Pela legislação eleitoral, ocupantes de cargos no Executivo precisam deixar as funções até 4 de abril para disputar o pleito. Ou seja, precisam ser exonerados e sair do governo. A exceção são os cargos de presidente e vice-presidente.
🔎Isso ocorre para evitar o uso da máquina pública em benefício próprio, garantir igualdade entre candidatos e separar a função pública do interesse eleitoral. A regra está prevista na Lei de Inelegibilidades e exige o afastamento seis meses antes da eleição.
É o caso do atual vice-presidente, Geraldo Alckmin, que chefia o Ministério do Desenvolvimento, Indústria e Comércio (MDIC), e se despedirá do cargo de ministro para poder concorrer.
“O companheiro Alckmin que vai ter que deixar o MDIC. Ele vai ter que deixar porque ele será candidato a vice-presidente da República outra vez”, afirmou Lula.
Lula e Alckmin em cerimônia
Ricardo Stuckert/PR
Mudanças na Esplanada
Lula já afirmou que pretende minimizar ao máximo os impactos das trocas na Esplanada. Por isso, em muitos ministérios, a tendência é que os secretários-executivos assumam os cargos, com a missão de garantir a continuidade das políticas e ações já em andamento em cada área.
Um exemplo é o Ministério da Fazenda, com a saída de Fernando Haddad, que deve disputar o governo de São Paulo. Dario Durigan assumiu como novo ministro da pasta. Ele ocupava o cargo de secretário-executivo desde o início do governo.
Durigan, inclusive, já participou de evento público ao lado do presidente, que o apresentou oficialmente como novo titular da Fazenda.
Mas essa não é a regra.

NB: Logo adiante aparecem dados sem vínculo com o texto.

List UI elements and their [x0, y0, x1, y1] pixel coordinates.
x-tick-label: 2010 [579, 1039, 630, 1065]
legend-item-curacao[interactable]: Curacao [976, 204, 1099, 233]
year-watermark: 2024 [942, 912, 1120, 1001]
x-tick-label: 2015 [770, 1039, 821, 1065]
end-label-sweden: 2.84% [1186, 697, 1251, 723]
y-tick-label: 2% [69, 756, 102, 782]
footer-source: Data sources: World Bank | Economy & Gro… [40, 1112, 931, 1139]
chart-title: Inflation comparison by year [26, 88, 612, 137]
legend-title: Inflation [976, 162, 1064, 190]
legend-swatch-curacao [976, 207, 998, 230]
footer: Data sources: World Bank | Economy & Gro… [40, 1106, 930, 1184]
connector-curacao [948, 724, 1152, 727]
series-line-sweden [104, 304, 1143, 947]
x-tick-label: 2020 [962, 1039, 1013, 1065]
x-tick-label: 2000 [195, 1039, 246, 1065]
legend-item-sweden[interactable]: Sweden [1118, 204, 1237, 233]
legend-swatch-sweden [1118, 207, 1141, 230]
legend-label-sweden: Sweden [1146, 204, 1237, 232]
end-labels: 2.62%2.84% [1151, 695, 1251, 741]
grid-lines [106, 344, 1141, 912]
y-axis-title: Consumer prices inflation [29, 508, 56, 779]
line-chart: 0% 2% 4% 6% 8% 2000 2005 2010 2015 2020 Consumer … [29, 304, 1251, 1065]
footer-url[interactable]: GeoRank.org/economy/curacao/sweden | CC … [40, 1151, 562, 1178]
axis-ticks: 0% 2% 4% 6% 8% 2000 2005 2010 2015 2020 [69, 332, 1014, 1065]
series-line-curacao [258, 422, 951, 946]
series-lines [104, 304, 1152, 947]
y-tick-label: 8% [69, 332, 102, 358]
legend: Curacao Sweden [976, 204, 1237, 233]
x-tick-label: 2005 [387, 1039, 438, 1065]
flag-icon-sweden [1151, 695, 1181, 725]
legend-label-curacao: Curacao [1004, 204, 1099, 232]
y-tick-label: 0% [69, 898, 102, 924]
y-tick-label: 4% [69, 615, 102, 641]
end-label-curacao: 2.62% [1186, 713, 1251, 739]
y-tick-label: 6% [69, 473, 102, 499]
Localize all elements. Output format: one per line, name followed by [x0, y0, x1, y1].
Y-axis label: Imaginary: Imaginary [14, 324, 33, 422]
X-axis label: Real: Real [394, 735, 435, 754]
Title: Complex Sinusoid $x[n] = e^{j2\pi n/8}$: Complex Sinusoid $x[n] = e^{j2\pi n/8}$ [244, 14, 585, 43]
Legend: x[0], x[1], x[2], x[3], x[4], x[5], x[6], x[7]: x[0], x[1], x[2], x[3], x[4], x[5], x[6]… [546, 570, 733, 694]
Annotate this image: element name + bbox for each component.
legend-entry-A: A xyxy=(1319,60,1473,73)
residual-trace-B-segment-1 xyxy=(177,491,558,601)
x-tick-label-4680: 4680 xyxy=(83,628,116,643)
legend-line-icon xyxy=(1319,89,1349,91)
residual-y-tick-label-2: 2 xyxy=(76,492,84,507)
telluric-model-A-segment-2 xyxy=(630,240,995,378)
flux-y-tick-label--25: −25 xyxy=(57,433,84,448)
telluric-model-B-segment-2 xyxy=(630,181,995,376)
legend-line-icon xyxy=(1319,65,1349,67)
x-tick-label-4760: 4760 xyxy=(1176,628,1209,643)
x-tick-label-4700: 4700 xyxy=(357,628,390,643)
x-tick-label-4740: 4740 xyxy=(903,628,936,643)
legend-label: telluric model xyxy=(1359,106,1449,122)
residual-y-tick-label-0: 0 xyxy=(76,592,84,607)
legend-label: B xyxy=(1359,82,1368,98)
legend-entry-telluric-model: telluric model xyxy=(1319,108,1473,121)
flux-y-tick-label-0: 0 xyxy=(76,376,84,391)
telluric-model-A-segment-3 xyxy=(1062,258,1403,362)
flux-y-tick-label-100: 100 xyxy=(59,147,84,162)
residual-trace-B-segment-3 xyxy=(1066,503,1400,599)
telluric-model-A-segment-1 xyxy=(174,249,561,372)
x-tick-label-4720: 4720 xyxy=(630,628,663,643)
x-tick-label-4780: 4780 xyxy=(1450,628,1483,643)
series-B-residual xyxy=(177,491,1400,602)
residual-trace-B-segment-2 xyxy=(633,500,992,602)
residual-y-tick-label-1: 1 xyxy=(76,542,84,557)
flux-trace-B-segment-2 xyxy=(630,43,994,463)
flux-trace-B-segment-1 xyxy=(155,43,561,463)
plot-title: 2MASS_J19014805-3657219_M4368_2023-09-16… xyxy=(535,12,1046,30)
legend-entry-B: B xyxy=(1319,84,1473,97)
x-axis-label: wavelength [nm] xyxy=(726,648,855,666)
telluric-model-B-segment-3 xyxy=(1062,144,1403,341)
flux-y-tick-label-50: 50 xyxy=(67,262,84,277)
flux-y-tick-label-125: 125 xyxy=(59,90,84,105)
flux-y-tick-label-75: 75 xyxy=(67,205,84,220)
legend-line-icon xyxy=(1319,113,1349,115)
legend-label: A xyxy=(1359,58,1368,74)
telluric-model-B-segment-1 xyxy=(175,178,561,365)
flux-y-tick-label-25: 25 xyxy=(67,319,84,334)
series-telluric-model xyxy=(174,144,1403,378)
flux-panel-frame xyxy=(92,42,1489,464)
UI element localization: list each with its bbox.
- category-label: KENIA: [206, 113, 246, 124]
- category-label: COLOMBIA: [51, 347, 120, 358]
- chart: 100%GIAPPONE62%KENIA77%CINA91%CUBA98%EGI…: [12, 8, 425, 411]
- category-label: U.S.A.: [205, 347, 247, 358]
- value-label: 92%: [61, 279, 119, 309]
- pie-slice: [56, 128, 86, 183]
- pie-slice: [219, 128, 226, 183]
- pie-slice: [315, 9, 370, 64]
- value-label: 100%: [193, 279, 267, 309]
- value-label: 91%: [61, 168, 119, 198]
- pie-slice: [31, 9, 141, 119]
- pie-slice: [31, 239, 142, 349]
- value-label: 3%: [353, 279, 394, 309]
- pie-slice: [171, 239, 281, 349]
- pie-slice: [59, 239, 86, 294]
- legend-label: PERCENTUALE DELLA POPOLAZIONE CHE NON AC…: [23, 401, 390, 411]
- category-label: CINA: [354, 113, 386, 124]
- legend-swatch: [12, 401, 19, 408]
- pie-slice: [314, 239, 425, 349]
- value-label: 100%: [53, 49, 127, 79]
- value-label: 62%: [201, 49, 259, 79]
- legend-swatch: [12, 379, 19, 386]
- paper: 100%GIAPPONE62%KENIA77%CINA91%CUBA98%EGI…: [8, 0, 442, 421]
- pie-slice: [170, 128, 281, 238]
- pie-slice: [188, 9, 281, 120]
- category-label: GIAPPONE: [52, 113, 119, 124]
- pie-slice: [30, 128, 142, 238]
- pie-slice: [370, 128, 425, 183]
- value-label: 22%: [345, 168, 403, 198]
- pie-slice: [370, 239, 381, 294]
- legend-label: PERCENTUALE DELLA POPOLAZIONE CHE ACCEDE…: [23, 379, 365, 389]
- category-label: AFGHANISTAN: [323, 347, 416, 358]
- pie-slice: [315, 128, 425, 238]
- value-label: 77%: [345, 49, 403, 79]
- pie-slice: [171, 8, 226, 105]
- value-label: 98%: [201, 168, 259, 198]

Alguns ministérios podem ser chefiados por outros nomes que já são ligados ao governo mas não são secretários.
Veja a lista de ministros que devem deixar as pastas:
Fernando Haddad (PT), da Fazenda: deve disputar o governo de São Paulo;
Renan Filho (MDB), dos Transportes: deve disputar o governo de Alagoas;
Rui Costa (PT), da Casa Civil: deve disputar o Senado pela Bahia;
Gleisi Hoffmann (PT), da Secretaria de Relações Institucionais: deve disputar o Senado pelo Paraná;
Simone Tebet (PSB), do Planejamento: deve disputar o Senado por São Paulo;
Marina Silva (Rede), do Meio Ambiente: deve disputar o Senado por São Paulo;
André Fufuca (PP), do Esporte: deve disputar o Senado pelo Maranhão;
Carlos Fávaro (PSD), da Agricultura: deve disputar o Senado por Mato Grosso;
Waldez Góes (PDT), da Integração Nacional: deve disputar o Senado por Amapá;
Sílvio Costa Filho (Republicanos), de Portos e Aeroportos: deve disputar a Câmara por Pernambuco;
Paulo Teixeira (PT), do Desenvolvimento Agrário: deve disputar a Câmara por São Paulo;
Anielle Franco (PT), da Igualdade Racial: deve disputar a Câmara pelo Rio de Janeiro;
Sônia Guajajara (Psol), dos Povos Indígenas: deve disputar a Câmara por São Paulo;
Macaé Evaristo (PT), dos Direitos Humanos: deve disputar a Câmara Legislativa de Minas Gerais
Camilo Santana (PT), da Educação: deve ajudar na campanha de 2026;
Márcio França (PSB), do Empreendedorismo: deve sair do governo mas ainda está indefinido se ajudará na campanha eleitoral ou se disputa o Senado por São Paulo;
Wolney Queiroz (PDT), da Previdência: deve sair do governo mas ainda está indefinido se ajudará na campanha eleitoral ou concorre a câmara federal por Pernambuco;
Alexandre Silveira (PSD), de Minas e Energia: ainda está indefinido se concorre ao Senado por Minas Gerais ou continua no governo para contornar a crise dos combustíveis;
Luciana Santos (PCdoB), da Ciência e Tecnologia: ainda indefinido se deve sair do governo ou concorrer a algum cargo em Pernambuco;
Sidônio Palmeira, da Comunicação Social: deve ser exonerado não agora, mas no meio do ano, para ser o marqueteiro de Lula na campanha.